O desafio é justamente permitir que essas aplicações floresçam sem abrir a porta para um “velho oeste” de dispositivos comerciais, aplicações militares obscuras ou vigilância invisível em escolas e empresas.
Brasil na conversa global
A Agência Brasil destacou que a recomendação foi aprovada em Samarcanda, Uzbequistão, chamando a atenção para o fato de que dezenas de milhares de pessoas já usam neurotecnologias no mundo – muitas sem plena consciência de quais dados estão sendo coletados e como serão usados.

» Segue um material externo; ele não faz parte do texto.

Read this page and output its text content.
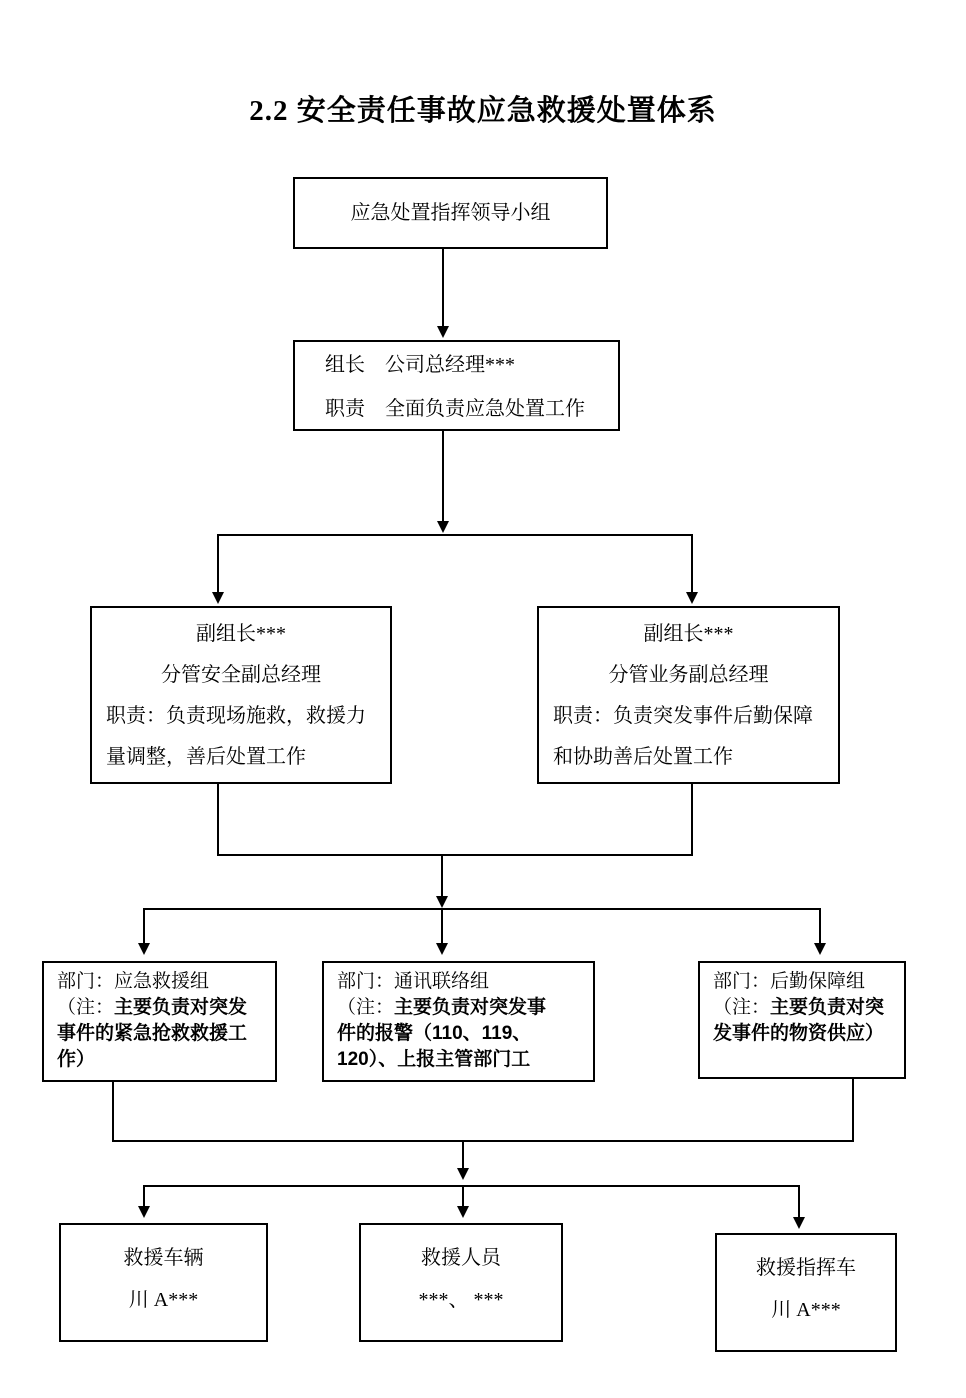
2.2 安全责任事故应急救援处置体系
应急处置指挥领导小组
组长　公司总经理***
职责　全面负责应急处置工作
副组长***
分管安全副总经理
职责：负责现场施救，救援力
量调整，善后处置工作
副组长***
分管业务副总经理
职责：负责突发事件后勤保障
和协助善后处置工作
部门：应急救援组
（注：主要负责对突发
事件的紧急抢救救援工
作）
部门：通讯联络组
（注：主要负责对突发事
件的报警（110、119、
120）、上报主管部门工
部门：后勤保障组
（注：主要负责对突
发事件的物资供应）
救援车辆
川 A***
救援人员
***、 ***
救援指挥车
川 A***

O texto também aponta caminhos específicos para os países: criar marcos regulatórios nacionais, formar comissões de ética, estimular a participação da sociedade civil e garantir que os benefícios da neurotecnologia não fiquem restritos a uma minoria com alto poder aquisitivo.

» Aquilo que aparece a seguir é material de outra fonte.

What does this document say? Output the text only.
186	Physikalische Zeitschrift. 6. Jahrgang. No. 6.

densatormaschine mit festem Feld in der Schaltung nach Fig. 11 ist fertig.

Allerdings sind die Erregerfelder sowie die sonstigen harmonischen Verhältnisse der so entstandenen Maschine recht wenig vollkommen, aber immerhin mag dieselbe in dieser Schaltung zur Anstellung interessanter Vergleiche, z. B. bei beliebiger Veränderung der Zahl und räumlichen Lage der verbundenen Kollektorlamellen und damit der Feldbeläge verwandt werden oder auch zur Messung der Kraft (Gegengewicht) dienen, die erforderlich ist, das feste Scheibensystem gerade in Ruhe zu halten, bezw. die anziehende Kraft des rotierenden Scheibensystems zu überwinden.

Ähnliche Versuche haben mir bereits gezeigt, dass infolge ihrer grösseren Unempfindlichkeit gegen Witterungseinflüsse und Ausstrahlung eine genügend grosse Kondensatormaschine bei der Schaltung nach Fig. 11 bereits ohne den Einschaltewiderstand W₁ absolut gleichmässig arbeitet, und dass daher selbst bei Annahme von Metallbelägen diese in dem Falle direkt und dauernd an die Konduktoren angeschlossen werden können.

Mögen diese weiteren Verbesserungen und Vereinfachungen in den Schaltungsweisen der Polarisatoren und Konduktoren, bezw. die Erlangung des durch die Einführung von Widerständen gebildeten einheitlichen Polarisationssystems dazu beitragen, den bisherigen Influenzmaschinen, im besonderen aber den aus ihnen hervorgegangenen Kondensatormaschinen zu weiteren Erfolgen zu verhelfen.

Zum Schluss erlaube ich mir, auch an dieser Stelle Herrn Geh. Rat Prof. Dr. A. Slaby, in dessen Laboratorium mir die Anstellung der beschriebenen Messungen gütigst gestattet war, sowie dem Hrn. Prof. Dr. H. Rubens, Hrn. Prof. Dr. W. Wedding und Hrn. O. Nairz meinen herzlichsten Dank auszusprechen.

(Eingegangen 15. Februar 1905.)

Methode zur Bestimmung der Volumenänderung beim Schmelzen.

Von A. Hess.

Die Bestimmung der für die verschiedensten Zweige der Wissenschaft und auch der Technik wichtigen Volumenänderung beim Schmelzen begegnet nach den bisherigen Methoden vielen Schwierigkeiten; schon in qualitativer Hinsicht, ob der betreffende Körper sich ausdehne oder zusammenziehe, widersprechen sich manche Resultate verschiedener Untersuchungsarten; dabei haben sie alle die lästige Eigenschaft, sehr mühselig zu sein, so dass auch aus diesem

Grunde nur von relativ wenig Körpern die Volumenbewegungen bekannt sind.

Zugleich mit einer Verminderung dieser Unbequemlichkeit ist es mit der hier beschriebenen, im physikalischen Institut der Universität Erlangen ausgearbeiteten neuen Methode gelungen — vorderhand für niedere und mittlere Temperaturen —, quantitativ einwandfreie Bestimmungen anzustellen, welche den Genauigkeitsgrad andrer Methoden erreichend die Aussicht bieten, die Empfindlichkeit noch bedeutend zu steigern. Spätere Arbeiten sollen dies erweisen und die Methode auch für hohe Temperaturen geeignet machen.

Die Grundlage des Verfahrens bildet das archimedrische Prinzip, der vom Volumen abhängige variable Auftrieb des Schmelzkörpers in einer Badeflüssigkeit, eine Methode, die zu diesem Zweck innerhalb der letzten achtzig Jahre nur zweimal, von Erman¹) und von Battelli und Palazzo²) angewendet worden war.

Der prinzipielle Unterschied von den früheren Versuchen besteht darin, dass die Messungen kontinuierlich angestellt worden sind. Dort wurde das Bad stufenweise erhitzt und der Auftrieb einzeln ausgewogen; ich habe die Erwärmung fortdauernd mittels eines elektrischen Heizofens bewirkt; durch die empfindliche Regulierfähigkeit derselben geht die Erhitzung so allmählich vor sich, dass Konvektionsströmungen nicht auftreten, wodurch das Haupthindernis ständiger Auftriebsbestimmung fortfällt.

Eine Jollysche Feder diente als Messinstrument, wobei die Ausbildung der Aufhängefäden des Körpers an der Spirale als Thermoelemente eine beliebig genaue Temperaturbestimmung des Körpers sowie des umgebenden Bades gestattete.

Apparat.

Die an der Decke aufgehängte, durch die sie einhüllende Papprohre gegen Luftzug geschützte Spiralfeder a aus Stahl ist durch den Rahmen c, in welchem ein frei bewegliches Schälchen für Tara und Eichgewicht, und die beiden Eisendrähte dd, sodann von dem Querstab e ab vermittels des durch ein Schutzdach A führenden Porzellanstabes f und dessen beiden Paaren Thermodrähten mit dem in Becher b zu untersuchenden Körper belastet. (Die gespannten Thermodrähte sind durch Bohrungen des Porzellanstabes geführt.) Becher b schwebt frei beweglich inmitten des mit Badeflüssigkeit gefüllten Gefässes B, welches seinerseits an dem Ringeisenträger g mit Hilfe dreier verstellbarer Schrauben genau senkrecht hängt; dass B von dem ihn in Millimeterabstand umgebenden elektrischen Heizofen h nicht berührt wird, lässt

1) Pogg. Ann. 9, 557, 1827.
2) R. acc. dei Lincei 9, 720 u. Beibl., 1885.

No Brasil, isso significa discutir a interface entre a recomendação da Unesco e leis como a Lei Geral de Proteção de Dados (LGPD), além de atualizar normas em saúde, educação e relações de trabalho para contemplar dispositivos capazes de acessar e influenciar a mente.
E agora?
A pergunta “você já ouviu falar dos riscos relacionados à neurotecnologia?” ganha, a partir de agora, uma camada política e social clara: como garantir que o uso dessas tecnologias respeite a dignidade humana, em qualquer contexto?
O passo dado pela Unesco é um alerta e, ao mesmo tempo, um convite. Alerta para que governos, empresas, hospitais, escolas e desenvolvedores reconheçam que o cérebro não é apenas mais um “campo de dados” a ser explorado. E convite para que comunidades científicas, profissionais de saúde, juristas e a sociedade em geral participem ativamente da construção dessas regras.
Porque, se o século XXI promete ser também o século da mente conectada, é agora que se decide se essa conexão será sinônimo de liberdade e cura – ou de vigilância e controle.